I've never particularly enjoyed sticking my camera in peoples' faces, I don't like confrontation as a rule and some people just don't like being photographed, even if you ask nicely.

Despite that, I'm somewhere between adventurous and stupid when it comes to walking around the "bad" parts of town. My son, 24 years old today, compiled his senior project on graffiti by working through the worst parts of Boston with his Nikon slung around his neck and found gang members so proud of their work that they not only guided him to the best tags, but willingly posed for him. It was a terrific project, and he's done more of that work since.

I recall one incident in DC a few years back where I was wandering around Northeast, trying to find my frequent urban subjects of comic irony and decayed infrastructure remade into new uses. It was getting late and darkness was falling, but I had been looking down into my Rollei's groundglass to the point where I had become oblivious to my surroundings since I was having so much fun.
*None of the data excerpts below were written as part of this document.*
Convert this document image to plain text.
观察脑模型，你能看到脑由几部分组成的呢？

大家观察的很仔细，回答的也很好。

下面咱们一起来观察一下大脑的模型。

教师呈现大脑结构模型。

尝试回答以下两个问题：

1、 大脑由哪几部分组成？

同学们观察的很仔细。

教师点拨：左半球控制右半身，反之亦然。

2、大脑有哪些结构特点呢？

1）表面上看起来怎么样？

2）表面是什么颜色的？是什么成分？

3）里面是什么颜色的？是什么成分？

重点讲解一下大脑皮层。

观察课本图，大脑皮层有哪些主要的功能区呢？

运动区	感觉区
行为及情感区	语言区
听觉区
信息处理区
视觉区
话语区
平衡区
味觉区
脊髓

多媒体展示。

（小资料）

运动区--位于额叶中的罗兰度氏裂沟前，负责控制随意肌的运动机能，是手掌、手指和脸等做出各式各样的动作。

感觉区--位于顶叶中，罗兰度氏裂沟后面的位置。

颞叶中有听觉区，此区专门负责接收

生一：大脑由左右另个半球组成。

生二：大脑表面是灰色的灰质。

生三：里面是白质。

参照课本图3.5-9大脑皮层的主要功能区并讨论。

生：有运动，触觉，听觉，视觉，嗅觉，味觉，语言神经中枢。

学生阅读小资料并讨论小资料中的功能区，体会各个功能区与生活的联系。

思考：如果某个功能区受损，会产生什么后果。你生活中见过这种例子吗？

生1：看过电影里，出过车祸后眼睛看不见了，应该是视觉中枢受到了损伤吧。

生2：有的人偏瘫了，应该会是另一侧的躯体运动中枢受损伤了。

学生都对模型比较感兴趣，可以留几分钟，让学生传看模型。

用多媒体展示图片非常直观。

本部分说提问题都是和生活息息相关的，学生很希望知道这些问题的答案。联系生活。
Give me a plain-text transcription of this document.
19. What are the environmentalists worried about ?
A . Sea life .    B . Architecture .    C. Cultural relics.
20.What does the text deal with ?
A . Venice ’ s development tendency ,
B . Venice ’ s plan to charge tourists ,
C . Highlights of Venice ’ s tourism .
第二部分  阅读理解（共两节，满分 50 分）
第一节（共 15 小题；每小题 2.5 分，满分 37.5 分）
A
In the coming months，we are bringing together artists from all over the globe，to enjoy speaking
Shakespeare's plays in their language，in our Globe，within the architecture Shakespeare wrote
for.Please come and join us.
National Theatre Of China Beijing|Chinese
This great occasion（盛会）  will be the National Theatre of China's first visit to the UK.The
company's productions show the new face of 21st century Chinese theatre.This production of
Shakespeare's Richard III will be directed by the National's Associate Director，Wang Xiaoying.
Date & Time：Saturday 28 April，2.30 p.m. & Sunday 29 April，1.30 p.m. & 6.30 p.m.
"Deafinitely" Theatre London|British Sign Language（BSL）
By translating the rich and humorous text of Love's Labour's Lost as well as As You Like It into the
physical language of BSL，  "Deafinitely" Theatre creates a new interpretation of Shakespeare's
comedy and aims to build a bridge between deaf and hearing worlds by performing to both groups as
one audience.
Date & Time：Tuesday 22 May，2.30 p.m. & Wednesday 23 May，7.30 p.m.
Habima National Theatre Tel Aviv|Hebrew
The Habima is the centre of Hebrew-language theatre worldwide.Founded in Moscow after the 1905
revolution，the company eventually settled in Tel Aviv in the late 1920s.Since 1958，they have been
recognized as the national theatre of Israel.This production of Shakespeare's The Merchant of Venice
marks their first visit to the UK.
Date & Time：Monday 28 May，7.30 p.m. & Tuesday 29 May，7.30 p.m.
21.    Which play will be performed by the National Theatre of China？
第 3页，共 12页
I was about to step off a streetcorner into a crosswalk when a "pimped out" little Toyota screeched to a stop right in the middle of the crosswalk. Both driver and passenger got out, the driver wore a lot of bling, a dew rag covered his head and his Oakland Raiders jacket was a couple of sizes too large. I guess I was too stupid or naive to think much when he shouted to me above the din of the traffic, "Hey! What you got there?"

"It's an old Rollei," I said, probably sounding like a character from the Brady Bunch. He looked at me with curiosity for a couple of seconds.... then sort of frowned...

"Planar or Tessar?" he asked.

The guy was a photog, owned a graphics business and had always wanted to shoot 6x6. I toured his studio, he bought me a beer and I have him the addies for some reliable dealers. He still sends me a Christmas card.

Moral of the story of course, is that you can't judge a book by its cover and the trepidations we might feel about some areas or people may be based more on stereotypes than reality.

Ever had a photographic experience like that? One where you thought you had gotten in over your head in some sort of danger (physical or human) that proved to be an illusion?